В нетипичных случаях исходом процесса может явиться формирование в зоне поражений плотной грубой рубцовой ткани по типу гипертрофического или келоидного рубца – «келоидоподобная склеродермия», отложение в коже извести, изъязвление очага, малигнизация.

Несмотря на очевидный прогресс в изучении склеродермии, в целом, вопросы профилактики рецидивов, трудоспособности и качества жизни больных с ОС по-прежнему нуждаются в анализе и разработке (6). Существует мнение о том, что ОС, в особенности бляшечная форма болезни, является достаточно редкой, изолированной патологией с благоприятным течением и прогнозом, мало влияющей на качество жизни пациентов, уровень их социальной и профессиональной адаптации. Вместе с тем, по мнению ряда исследователей, вероятность трансформации ОС в системную склеродермию составляет до 40%, а распространенность данного дерматоза такова, что доля его в структуре дерматологической патологии достигает 1% и имеет неуклонную тенденцию к росту (1, 2).
Даже при наличии потенциальных возможностей раннего выявления, полноценной диагностики и адекватной терапии диагноз «бляшечной склеродермии» нередко устанавливается с большим опозданием. Этому способствует ряд обстоятельств, в частности, сложность, многоэтапность диагностики и терапии, преимущественная ориентированность лечебных мероприятий на воспрепятствование и исключение предпосылок к приобретению процессом системного характера. Они сложны, дорогостоящи, инвазивны (инъекции, местные обкалывания, электро- и фонофорез, УФА и ПУВА-терапия и пр.), имеют ряд серьезных противопоказаний, могут быть выполнены только в условиях стационара, а потому ограничены по времени, подразумевают под собой необходимость госпитализации, отказа от бытовой и профессиональной деятельности. Местные же процедуры в виде мазей и аппликаций, в основном, гормоносодержащих (мометазон, гидрокортизон, метилпреднизолон и пр.), пугают пациентов приобретением зависимости, заставляя уклоняться от выполнений данных рекомендаций врача. Следствием этого становятся рецидивирование и прогрессирование заболевания, повторные, по истечении месяцев и лет обращения к специалистам, когда и диагноз, и прогноз уже однозначно неблагоприятны и свидетельствуют о наличии тяжелого терапевтического недуга из группы коллагенозов (6). В сложившихся условиях очевидна необходимость поиска новых препаратов и лекарственных форм, применение которых в создавшихся условиях являлось бы адекватной альтернативой уже имеющимся средствам и отвечало бы следующим требованиям: патогенетическая направленность терапии, безопасность, удобство и простота применения, возможность длительного использования в амбулаторных условиях.

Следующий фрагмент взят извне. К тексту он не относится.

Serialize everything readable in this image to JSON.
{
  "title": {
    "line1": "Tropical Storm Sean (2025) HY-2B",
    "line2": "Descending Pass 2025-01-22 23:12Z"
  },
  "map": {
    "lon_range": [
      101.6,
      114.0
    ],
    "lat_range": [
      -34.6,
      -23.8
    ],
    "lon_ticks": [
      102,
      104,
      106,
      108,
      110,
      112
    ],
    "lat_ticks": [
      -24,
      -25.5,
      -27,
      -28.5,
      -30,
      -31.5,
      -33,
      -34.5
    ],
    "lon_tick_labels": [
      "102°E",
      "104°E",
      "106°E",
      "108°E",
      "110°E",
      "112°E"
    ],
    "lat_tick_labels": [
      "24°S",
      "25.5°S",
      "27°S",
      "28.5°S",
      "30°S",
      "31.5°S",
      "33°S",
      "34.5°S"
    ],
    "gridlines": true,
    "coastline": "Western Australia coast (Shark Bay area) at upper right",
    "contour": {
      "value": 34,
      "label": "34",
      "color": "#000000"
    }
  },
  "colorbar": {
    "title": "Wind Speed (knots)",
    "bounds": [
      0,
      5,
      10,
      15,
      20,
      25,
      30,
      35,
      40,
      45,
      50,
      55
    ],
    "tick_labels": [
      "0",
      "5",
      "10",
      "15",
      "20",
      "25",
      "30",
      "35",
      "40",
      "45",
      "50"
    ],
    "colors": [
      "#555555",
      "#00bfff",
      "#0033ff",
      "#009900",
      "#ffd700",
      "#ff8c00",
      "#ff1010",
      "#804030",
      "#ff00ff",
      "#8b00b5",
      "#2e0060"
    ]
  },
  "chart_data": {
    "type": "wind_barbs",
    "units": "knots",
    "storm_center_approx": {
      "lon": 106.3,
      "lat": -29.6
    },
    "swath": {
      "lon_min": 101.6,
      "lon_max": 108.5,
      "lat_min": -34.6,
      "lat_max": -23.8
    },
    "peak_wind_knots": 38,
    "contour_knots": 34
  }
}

В этом смысле применение оте-чественного препарата «Эгаллохит» (Галадерм), активной субстанцией которого является 10% эпигаллокатехин-3-галлат, представляется весьма перспективным. Механизмы действия данного препарата, направленные на основные звенья патогенеза патологического рубцевания, а именно: влияние на активность факторов роста, особенно VEGF, синтез и метаболизм коллагена, подавление синтеза цитокинов (ИЛ-1, 6, 8; ФНО-α, циклооксигеназы второго типа и простагландинов), поглощение пероксидных радикалов, снижение уровня чувствительности рецепторов клетки к Ig E и пр., дают основание к предположению о патогенетической обоснованности использования его при лечении склеродермии. Тем более, благодаря своей безопасности и эффективности, подтвержденной клиническими исследованиями, данный препарат давно и широко применяется как средство предотвращения патологического рубцевания после пластических операций, лазерных шлифовок кожи, фотодинамической терапии и пр., а также используется в комплексной терапии уже имеющихся гипертрофических, келоидных и атрофических рубцов совместно с инъекционной, лучевой терапией и другими методами (5).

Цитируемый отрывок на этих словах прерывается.